Robert R. McGill, Esquire

Early Retirement for Disabled Federal Workers: The “Almost” Medical Inability to Perform Termination

Often, Agencies will proceed to propose a removal of a Federal or Postal employee based upon reasons which clearly “imply” one’s medical inability to perform one or more of the essential functions of one’s job, but explicitly, based upon other stated reasons — e.g., “Failure to Maintain a regular work schedule” or “Being Absent Without Official Leave (AWOL)“.

Then, the frustrating scenario is when the Agency — in the body of the proposed removal letter — refers to and acknowledges the existence of multiple medical conditions which form the foundation, reason and justification for being unable to maintain a regular work schedule or being absent from the job (whether with or without official sanction or approval).

The key in such circumstances, of course, is to try and attempt to make the “implicit” (references to one’s medical conditions and their impact upon one’s inability to perform one’s job) “explicit” (having the Agency change or amend the reasons to instead state:  “Removal based upon the employee’s Medical Inability to Perform his or her job”).

Such a change, of course, would be helpful in a Federal Disability Retirement application under CSRS or FERS, precisely because it would invoke the Bruner Presumption, which would then make it that much more difficult for the Office of Personnel Management to deny a Federal Disability Retirement application.  For, that is the ultimate goal:  to obtain an approval of the Federal Disability Retirement application; and any such advantage gained brings the Federal or Postal employee one step closer to that ultimate goal.

Sincerely,

Robert R. McGill, Esquire

 

CSRS & FERS Disability Retirement: Clarity over Question

While a compromise position on certain issues in Federal Disability Retirement for FERS & CSRS may be the best that one may hope for, obviously, clarity over question is the better course to have.  Thus, for instance, in a removal action, where a Federal or Postal employee is being removed for his or her “excessive absences,” it is best to have the proposed removal and the decision of removal to reference one or more medical conditions, or at least some acknowledgment by the Agency, that would explicate — implicitly or otherwise — that the underlying basis for the “excessive absences” were as a result of the medical condition.  There are cases which clearly state that where excessive absences are referenced by medical conditions, the Bruner Presumption would apply in a Federal Disability Retirement case. 

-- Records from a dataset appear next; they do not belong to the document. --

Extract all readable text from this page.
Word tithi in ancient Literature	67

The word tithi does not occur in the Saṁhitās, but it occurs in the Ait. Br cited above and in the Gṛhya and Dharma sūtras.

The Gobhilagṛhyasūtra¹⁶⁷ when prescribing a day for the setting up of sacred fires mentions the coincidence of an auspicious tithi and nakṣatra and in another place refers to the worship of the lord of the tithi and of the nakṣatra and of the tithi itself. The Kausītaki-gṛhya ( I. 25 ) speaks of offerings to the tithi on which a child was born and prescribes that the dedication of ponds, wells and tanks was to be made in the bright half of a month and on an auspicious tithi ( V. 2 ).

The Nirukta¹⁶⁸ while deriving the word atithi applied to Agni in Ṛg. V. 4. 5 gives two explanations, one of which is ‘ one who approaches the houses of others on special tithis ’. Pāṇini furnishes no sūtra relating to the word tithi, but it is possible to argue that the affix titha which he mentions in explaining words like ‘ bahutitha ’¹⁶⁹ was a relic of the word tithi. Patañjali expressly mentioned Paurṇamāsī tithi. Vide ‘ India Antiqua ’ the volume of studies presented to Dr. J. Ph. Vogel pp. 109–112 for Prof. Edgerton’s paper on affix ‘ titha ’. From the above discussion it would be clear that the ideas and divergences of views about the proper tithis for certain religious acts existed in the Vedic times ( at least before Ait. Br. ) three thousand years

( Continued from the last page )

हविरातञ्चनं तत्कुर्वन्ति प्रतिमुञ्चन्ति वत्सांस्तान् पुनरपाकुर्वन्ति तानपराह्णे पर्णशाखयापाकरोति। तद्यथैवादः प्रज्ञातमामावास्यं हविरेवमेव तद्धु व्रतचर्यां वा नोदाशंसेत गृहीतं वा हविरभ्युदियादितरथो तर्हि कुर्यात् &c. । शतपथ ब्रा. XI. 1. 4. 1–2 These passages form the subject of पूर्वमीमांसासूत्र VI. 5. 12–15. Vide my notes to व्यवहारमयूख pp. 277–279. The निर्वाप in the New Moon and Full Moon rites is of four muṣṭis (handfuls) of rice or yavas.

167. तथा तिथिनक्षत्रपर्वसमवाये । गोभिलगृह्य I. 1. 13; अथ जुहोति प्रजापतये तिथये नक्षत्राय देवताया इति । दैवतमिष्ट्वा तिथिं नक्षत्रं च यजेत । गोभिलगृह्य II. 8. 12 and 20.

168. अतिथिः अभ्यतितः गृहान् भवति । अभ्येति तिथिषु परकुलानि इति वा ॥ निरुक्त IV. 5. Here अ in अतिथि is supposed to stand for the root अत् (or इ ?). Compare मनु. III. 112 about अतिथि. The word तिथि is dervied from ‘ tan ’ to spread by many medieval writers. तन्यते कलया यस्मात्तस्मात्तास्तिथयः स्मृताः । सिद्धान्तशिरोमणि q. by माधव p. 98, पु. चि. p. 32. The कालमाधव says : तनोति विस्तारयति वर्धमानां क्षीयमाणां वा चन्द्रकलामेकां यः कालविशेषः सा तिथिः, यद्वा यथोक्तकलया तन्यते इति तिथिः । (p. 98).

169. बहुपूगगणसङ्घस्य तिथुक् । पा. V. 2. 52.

Now, in those cases where the removal action merely removes a Federal or Postal employee for “excessive absences”, there are other methods which may win over an Administrative Judge to apply the Bruner Presumption.  Such “other methods” may include emails or correspondence, at or near the time of the removal action, which appears to put the Agency on notice about specific medical conditions, including attachments of doctor’s reports, medical notations, etc.  Such concurrent documentation can convince an Administrative Judge that, indeed, the question as to whether the “excessive absences” were as a result of a medical condition, and whether the Agency was aware of such an underlying basis, is clarified by documents which provide a proper context within the reasonable time-frame of the issuance of the proposal to remove and the decision to remove.  It is always better, of course, to have clarity over a question, but sometimes the question can be clarified with additional and concurrent documentation.